Very interesting article on Wal Mart (WMT). Here’s my two cents.
Capitalism, without a social context, is a pretty simple equation. From this perspective, go Wal Mart! On the other hand, people need to look at the social externalities of Wal-Mart’s economic model…the goods are cheaper if you don’t consider that their existence makes their typical customer less wealthy, that their practices eliminate competition necessary to keep prices down, that their policies leave the environment less valuable to everyone. These are all very real costs, just ones that the average Wal-Mart customer/employee doesn’t see at a glance, until the results are very clear. Internalize these costs, and it’s not really such a good deal.
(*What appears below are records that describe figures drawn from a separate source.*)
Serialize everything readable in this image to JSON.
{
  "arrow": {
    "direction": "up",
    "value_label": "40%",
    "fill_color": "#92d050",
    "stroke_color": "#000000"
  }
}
I see Wal-Mart’s philosophy as the opposite of Ford’s (which so many Americans cite as a milestone in capitalistic thinking). From my understanding (this is the dumbed down version), Ford’s model was pay their employees a fair wage, because common people with a fair wage were more likely to buy a car. Wal-Mart, on the other hand, pays employees very little, because common people with sub-standard wages need to purchase the least expensive goods (such as Wal-Mart provides). A capitalist achievement, yes, but one that I fear takes wind out of the sails of the American economy in the long run.
You make a good point, that pure capitalism results in an incentive to become educated, which does benefit us all. Still, that shouldn’t imply that Wal-Mart has any incentive to improve the level of education among their employees or customers (quite the opposite is true). This argument feels like calling Darth Vader good, because he inadvertently gives incentive for more people to join The Force.
As you can tell, I side with the anti-Wal-Mart camp. What’s my solution? Brow-beating or crying to Wal-Mart will never have an effect. I have faith that their model will sink them soon enough. I suppose time will tell how Wal-Mart impacts the “American way”.
Good article. I really enjoy reading economic discussion.
Tom, loved your arguments. Here are some thoughts on them:
- The wages that Wal-Mart pays are the byproduct of supply and demand, if we had a larger layer of educated people than Wal-Mart would have to pay higher wages to attract a smaller supply of of less educated labor – laws of economics.
- The consumer is less wealthy not because of WMT, but because of the external cirucumstances that have nothing to do with WMT – high enery costs, unaffordable healthcare, corporate investments in productivity, etc…
- I could be wrong, but I thought Ford’s (F) biggest achievement (and a competetive advantage for awhile) was a creation of conveyor lines and specialization of production. It allowed for Ford to make cars cheaper than its rivals. Ford was able to pay higher wages because it was more efficient than everybody else. Arguably that’s what set WMT apart from its competition from the very beginning – efficiency. However, as inventory management technology became ubiquitous, its competitors became more efficient, thus WMT needed a different edge – its size is providing that edge: bargaining power.
- Nobody has to sell goods at WMT, nobody forces suppliers to sell goods there – it is there choice.
- I agree with you on the last point – Wal-Mart will have to adjust to market forces even if that force is public opinion – that is how the free market works. Involvement of political “leaders” or unionization are not the solutions. If people will perceive that WMT abuses its workers – they’ll stop shopping there (if they can afford to). Public opinion is growing more negative on WMT and if I worked for WMT I probably wouldn’t like it much either. But I have a luxury of not having a personal involvement with WMT thus my opinion is unbiased. Wal-Mart may have to figure out how to do even more with less, but higher paid labor.